A letter from the guest editor introduces this year’s Health Information Technology issue, which explores 4 key themes driving health care’s digital transformation from basic automation to human-centered integration.
Am J Manag Care. 2026;32(1):8-9. https://doi.org/10.37765/ajmc.2026.89865
For the past 15 years, The American Journal of Managed Care’s Health Information Technology (IT) special issue has chronicled the evolving technological landscape in US health care. In the early and mid-2010s, studies tracked and analyzed the growth of digital infrastructure in the wake of the Health Information Technology for Economic and Clinical Health Act; this evolved into a focus on interoperability and health information exchange (HIE) using these digital pipes in the later 2010s. In the past 5 years, the Health IT special issue has included innovative technology-enabled responses to the challenges of the COVID-19 pandemic and helped usher in emerging evidence on the use of artificial intelligence (AI) in health care. In keeping with this continual focus on the evolving clinical and managerial issues in health IT and managed care, this year’s special issue adopts a theme of expansion: across care settings and patient populations, technologies, and stakeholder groups.

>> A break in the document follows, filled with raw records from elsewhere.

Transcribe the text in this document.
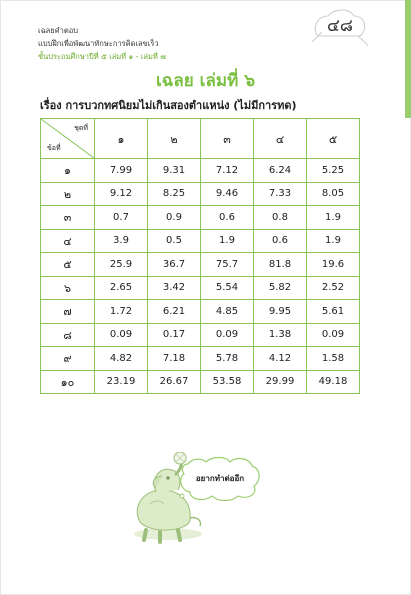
เฉลยคำตอบ
แบบฝึกเพื่อพัฒนาทักษะการคิดเลขเร็ว
ชั้นประถมศึกษาปีที่ ๕ เล่มที่ ๑ - เล่มที่ ๗
๔๘
เฉลย เล่มที่ ๖
เรื่อง การบวกทศนิยมไม่เกินสองตำแหน่ง (ไม่มีการทด)
ชุดที่
ข้อที่	๑	๒	๓	๔	๕
๑	7.99	9.31	7.12	6.24	5.25
๒	9.12	8.25	9.46	7.33	8.05
๓	0.7	0.9	0.6	0.8	1.9
๔	3.9	0.5	1.9	0.6	1.9
๕	25.9	36.7	75.7	81.8	19.6
๖	2.65	3.42	5.54	5.82	2.52
๗	1.72	6.21	4.85	9.95	5.61
๘	0.09	0.17	0.09	1.38	0.09
๙	4.82	7.18	5.78	4.12	1.58
๑๐	23.19	26.67	53.58	29.99	49.18
อยากทำต่ออีก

First, Bucy et al explore health IT and care management in the realm of postacute care transitions to skilled nursing facilities (SNFs) for older adults with Alzheimer disease and related dementias (ADRD). This care transition is both common and consequential, yet the evidence base exploring how HIE can support high-quality transitions is still nascent. This study represents an important step forward in this evidence base, using linked Medicare claims and national survey data to show that SNFs caring for higher concentrations of patients with ADRD report lower information exchange capacity. The authors also illustrate that these SNFs and their hospital partners do not appear to be making special investment in technology to support these frequent, significant care transitions but do see returns on HIE quality derived from informal, nontechnological integration practices. Their findings underscore that just as digitization is insufficient for interoperability, interoperability is insufficient for high-quality care transitions. Technology investments must be paired with organizational relationships that support timely, usable, and complete information exchange.
Second, 3 articles in this issue reflect the rapid adoption of AI tools in clinical care and the implications these tools have for clinicians, delivery organizations, and patients. Adler-Milstein et al offer a holistic evaluation of AI scribes in ambulatory care, illustrating that physicians’ perceived documentation time savings and actual time savings—as measured by metadata on electronic health record (EHR) use—were uncorrelated. Their analysis reveals both a dose-response relationship between scribe use and documentation time and larger time savings for physicians who had the greatest documentation time at baseline, suggesting that return on investment for these tools may vary by extant levels of documentation efficiency. The authors also suggest subjective measures as a route for return on investment, as these may reflect cognitive burden more readily than EHR use metadata. Complementing this user-level perspective, Yang et al explore the burgeoning market for third-party EHR-integrated ambient AI applications available to hospitals, illustrating broad but uneven adoption of these tools. Finally, Sielaff et al turn the AI questions to patients, exploring what aspects of these tools patients want to see in consumer-facing information. They find that patients are supportive of transparent “AI labels” that highlight organizations’ considerations of patient privacy and security, among other important dimensions. These studies approach AI from 3 distinct stakeholder perspectives, and all show important variation in the expectations for and impact of AI both within and across these groups.
Third, 4 articles in this issue advance the evidence on telehealth, demonstrating how this now-ubiquitous care modality continues to be refined for specific populations and care contexts. Mandal uses the Medical Expenditure Panel Survey to examine telehealth use among food-insecure individuals, finding that although food insecurity is associated with fewer overall primary and preventive care visits, the visits that do occur are more likely to be conducted via telehealth. Consistent with this, Cullen et al examine telemedicine use in rural populations, finding that individuals who used telemedicine were more likely than nonusers to utilize preventive services. Wolverton et al focus on telehealth in the context of team-based chronic disease management, evaluating a pharmacist-led hypertension program integrating home blood pressure monitoring with virtual visits, and Haney et al evaluate a separate intervention to integrate pharmacists into pediatric telehealth visits. Together, these studies illustrate that telehealth can be deployed to address general access challenges and configured and used to support specific care management needs.
Finally, 3 articles in this issue pivot the vantage point from organizations’ and clinicians’ use of health IT to patients and families as health IT users. Atefeh offers a commentary exploring digital platforms designed for children and parents, emphasizing the importance of developmentally appropriate, child-centered design in pediatric digital health. The article provides concrete guidance to developers on how to ensure usability and equity. Shepherd et al evaluate an employer-sponsored digital digestive care management program, adding to a growing body of evidence on patient-facing digital care programs and the condition-specific intricacies and design considerations necessary for success. Ali et al examine patient portal engagement among more than 250,000 older adults with chronic conditions, identifying persistent disparities in use by age, race, language, and education. Their work, like that of Bucy et al, underscores that building digital infrastructure is insufficient and that for health IT to support improvements on cost, quality, and access, organizational and personal relationships are essential.